Kritik aus der Sicht der Schulen

Die Organisation des Praxissemesters in einem Flächenland birgt die Gefahr, dass die Schulen an den Hochschulstandorten eine enorme Anzahl von Praktikantinnen und Praktikanten zu verkraften haben. Zum vorgesehenen Zeitpunkt haben die Praktikantinnen und Praktikanten weder hinreichend fachliche und fachdidaktische Kompetenz noch professionelle Reflexionsfähigkeit ausgebildet, um den Schülerinnen und Schülern gerecht zu werden. Infolgedessen wird es noch stärker als bislang auf die Mentorinnen und Mentoren an den Schulen ankommen, die schon jetzt ohne jede Entlastung eine herausfordernde Aufgabe haben. Ohne das notwendige pädagogisch-psychologische, didaktische, fachliche und fachdidaktische Wissen wächst die Gefahr, dass sich die Studierenden an den Verhaltensmustern von Lehrkräften orientieren, die sie selbst als Schülerinnen und Schüler erlebt haben, oder dass sie ihre Mentorinnen und Mentoren imitieren.

Mit der notwendigen Erarbeitung neuer Studien- und Prüfungsordnungen und Praktikumsordnungen kommt auf die Hochschulen ein hoher Arbeitsaufwand zu, für den keine Ressourcen vorgesehen sind. Der Gesetzentwurf berücksichtigt zudem in keiner Weise die Lebensrealität von Studierenden heute. Obwohl zwei Drittel der Studierenden neben dem Studium einer Erwerbsarbeit nachgehen müssen, ist eine Bezahlung der Praktikantinnen und Praktikanten nicht vorgesehen. Erforderlich wäre auch ein Fahrkostenzuschuss in Abhängigkeit von der Entfernung zum Wohn- oder Universitätsstandort.

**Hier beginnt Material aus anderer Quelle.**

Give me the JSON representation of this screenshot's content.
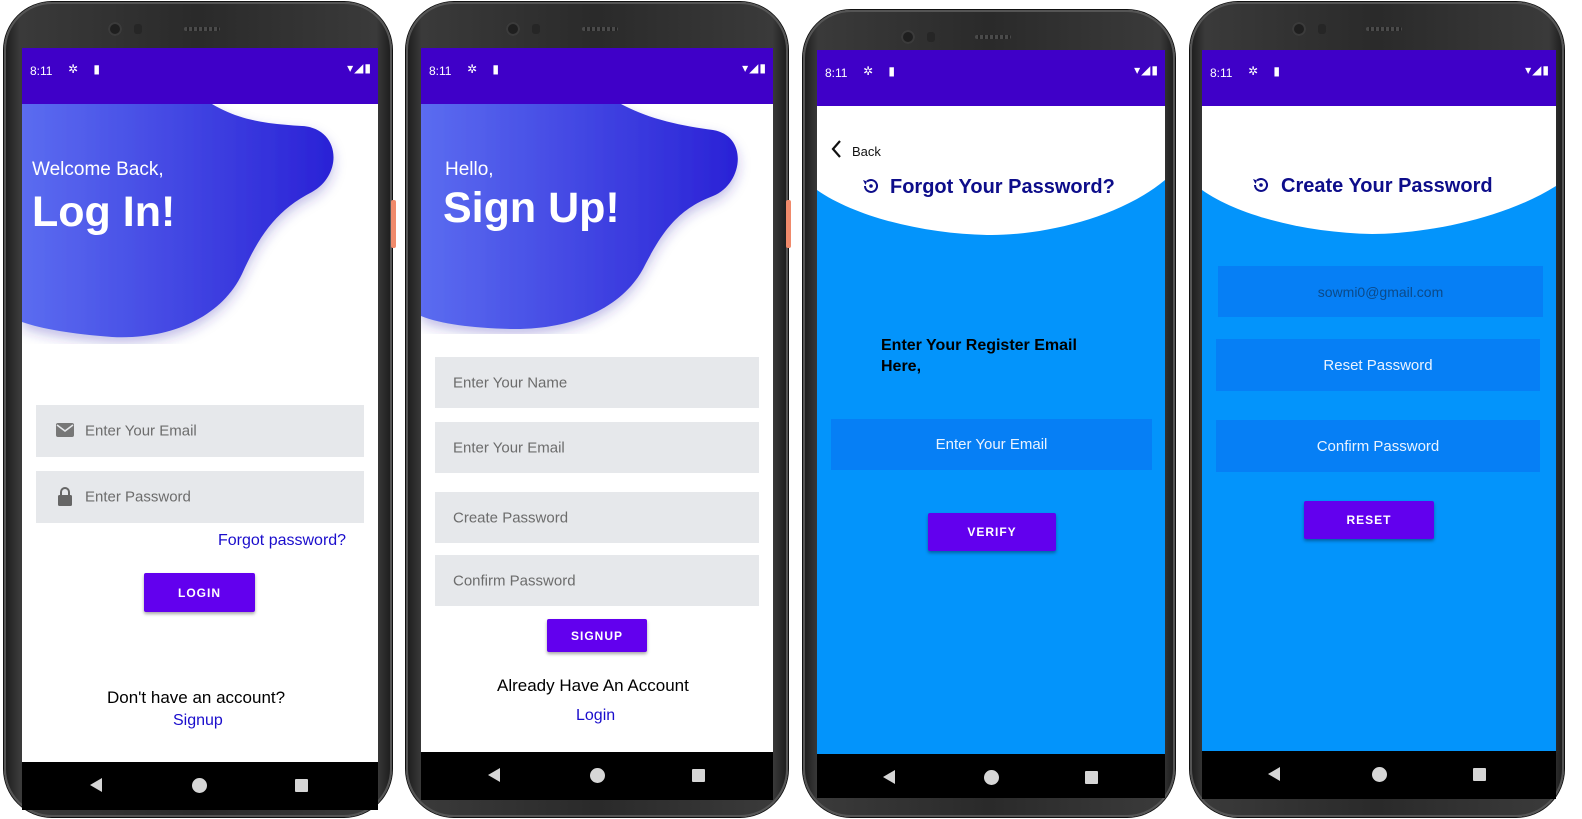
{
  "status_bar": {
    "time": "8:11",
    "left_icons": "✲ ▮",
    "right_icons": "▾◢▮"
  },
  "login_screen": {
    "greeting": "Welcome Back,",
    "title": "Log In!",
    "email_placeholder": "Enter Your Email",
    "password_placeholder": "Enter Password",
    "email_icon": "envelope-icon",
    "password_icon": "lock-icon",
    "forgot_link": "Forgot password?",
    "login_button": "LOGIN",
    "no_account_text": "Don't have an account?",
    "signup_link": "Signup"
  },
  "signup_screen": {
    "greeting": "Hello,",
    "title": "Sign Up!",
    "name_placeholder": "Enter Your Name",
    "email_placeholder": "Enter Your Email",
    "create_password_placeholder": "Create Password",
    "confirm_password_placeholder": "Confirm Password",
    "signup_button": "SIGNUP",
    "have_account_text": "Already Have An Account",
    "login_link": "Login"
  },
  "forgot_screen": {
    "back_label": "Back",
    "title": "Forgot Your Password?",
    "instruction_line1": "Enter Your Register Email",
    "instruction_line2": "Here,",
    "email_placeholder": "Enter Your Email",
    "verify_button": "VERIFY"
  },
  "reset_screen": {
    "title": "Create Your Password",
    "email_value": "sowmi0@gmail.com",
    "reset_password_placeholder": "Reset Password",
    "confirm_password_placeholder": "Confirm Password",
    "reset_button": "RESET"
  },
  "colors": {
    "status_bar": "#3f00c8",
    "button": "#6200ee",
    "blob_start": "#5b6cf0",
    "blob_end": "#2a22d6",
    "blue_panel": "#0394fb",
    "link": "#1a0dcc",
    "heading": "#0d0d8a"
  }
}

Die HLbGDV wälzt zentrale Fragen der Durchführung des Praxissemesters wie Art und Umfang der Unterrichtsbesuche auf die Hochschulen ab, statt diese zentral zu regeln. In der modularisierten und von Konkurrenz geprägten Studienkultur kann dies zu erheblich unterschiedlichen und ungleichen 
Ausgestaltungen an den einzelnen Hochschulen führen. Zum Gelingen des Praxissemesters sind institutionelle und personelle Rahmenbedingungen notwendig. An den Universitäten sind Dauerstellen erforderlich, um die Kontinuität der Kooperation mit den Schulen und der Betreuung der Studierenden sicherzustellen. Die Mentorinnen und Mentoren an den Schulen müssen eine angemessene Reduzierung
der Pflichtstunden erhalten.

Diskussion auf der Landesdelegiertenversammlung

Das Referat Aus- und Fortbildung im GEW-Landesvorstand wird Kritik und Forderungen der GEW in einem Antrag für die Landesdelegiertenversammlung im November 2014 konkretisieren. Das vorliegende Gesetz erweist dem Ziel eines stärkeren Praxisbezugs für die Lehrerausbildung einen Bärendienst und sollte vor dem Hintergrund der unklaren Zielsetzung des Praxissemesters, der grundlegenden Schwächen des Modells, der diffusen Gesamtplanung, der ungeklärten Finanzierung und der fehlenden Mentorenentlastung zurück-gezogen werden. Ein neues Gesetz sollte die wissenschaftlichen Expertisen berücksichtigen, die curricular aufeinander aufbauenden bisherigen Praxisphasen zur Grundlage haben und die Erfahrungen anderer Bundesländer, die gegenwärtig ein Praxissemester einführen, berücksichtigen.